Ледяной тон Царицы не оставлял надежды на пощаду. Она достала из-под полы маленький серп, начищенный до зеркального блеска. Несколько снежинок опустились на его тусклую сталь, но не растаяли, а соскользнули с лезвия. Мара взмахнула серпом и приготовилась перерезать эту черную нить с узелками. Горихвост тяжко вздохнул и зажмурил глаза.
Ледяное дыхание Мары обожгло его щеки.
– Где же эти охотники? – вырвалось у Горихвоста. – Когда не ждешь их, они донимают. И вот единственный раз понадобились – а их нет!
Белые песцы подскочили и залились надрывистым тявканьем. Из темной чащи вырвалась свора гончих и ринулась к Миростволу. В один миг вся поляна вокруг Древа миров превратилась в бурлящий водоворот, в котором рыжие шкуры гончих перемешались с белыми пятнами гигантских песцов.
Мара помрачнела и отступила. Снежные псы окружили ее и оскалились, отпугивая деревенских собак.
– Они мне мешают! – обратившись к Дыю, прошипела Царица. – Избавься от них.
– Не изволь беспокоиться! – засуетился Дый. – Сей же миг все устроим!
Он махнул рукой лесной братии. Упырь, оборотень и русалка нырнули под огромные корни Древа, торчащие из-под земли, и скрылись из виду. Сам Дый увлек Мару в пещеру, вход в которую зиял за его престолом. Песцы бросились следом и пропали в темном провале. Проскрипели каменные ступени, давая знать, что Лесной Царь и его гости удаляются в глубину подземелья.

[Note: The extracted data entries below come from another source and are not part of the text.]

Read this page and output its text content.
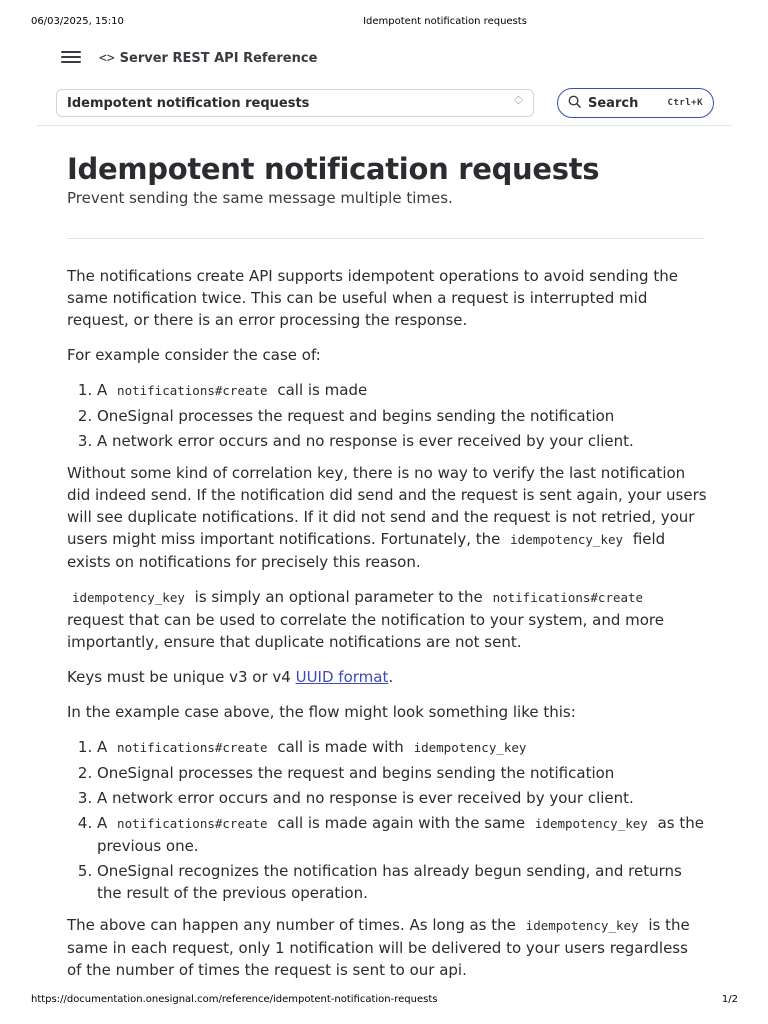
06/03/2025, 15:10	Idempotent notification requests
<> Server REST API Reference
Idempotent notification requests	︿
﹀	Search	Ctrl+K
Idempotent notification requests
Prevent sending the same message multiple times.

The notifications create API supports idempotent operations to avoid sending the same notification twice. This can be useful when a request is interrupted mid request, or there is an error processing the response.

For example consider the case of:

1. A notifications#create call is made
2. OneSignal processes the request and begins sending the notification
3. A network error occurs and no response is ever received by your client.

Without some kind of correlation key, there is no way to verify the last notification did indeed send. If the notification did send and the request is sent again, your users will see duplicate notifications. If it did not send and the request is not retried, your users might miss important notifications. Fortunately, the idempotency_key field exists on notifications for precisely this reason.

idempotency_key is simply an optional parameter to the notifications#create request that can be used to correlate the notification to your system, and more importantly, ensure that duplicate notifications are not sent.

Keys must be unique v3 or v4 UUID format.

In the example case above, the flow might look something like this:

1. A notifications#create call is made with idempotency_key
2. OneSignal processes the request and begins sending the notification
3. A network error occurs and no response is ever received by your client.
4. A notifications#create call is made again with the same idempotency_key as the previous one.
5. OneSignal recognizes the notification has already begun sending, and returns the result of the previous operation.

The above can happen any number of times. As long as the idempotency_key is the same in each request, only 1 notification will be delivered to your users regardless of the number of times the request is sent to our api.

https://documentation.onesignal.com/reference/idempotent-notification-requests	1/2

Гончие сгрудились перед зияющей пастью пещеры. Они лезли друг на друга, толкались и заходились от лая, но не решались перескочить через порог, за которым сгущалась пугающая тьма.
Вслед за сворой из чащи выкатилась округлая фигурка мельника, сжимающего в руках палку, обмотанную горящей ветошью. Лицо Курдюма перекосилось то ли от ярости, то ли от страха, глаза жутко вращались, а рот издавал нечленораздельные вопли, похожие на заклинания. За ним сквозь густые кусты продрались еще двое загонщиков – высокий боярин лет тридцати пяти, в добротной лиловой ферязи из заморской парчи, и его слуга, отчаянного вида мужичок лет за сорок, в простецком кожухе с оторванными рукавами, по всему видать – псарь.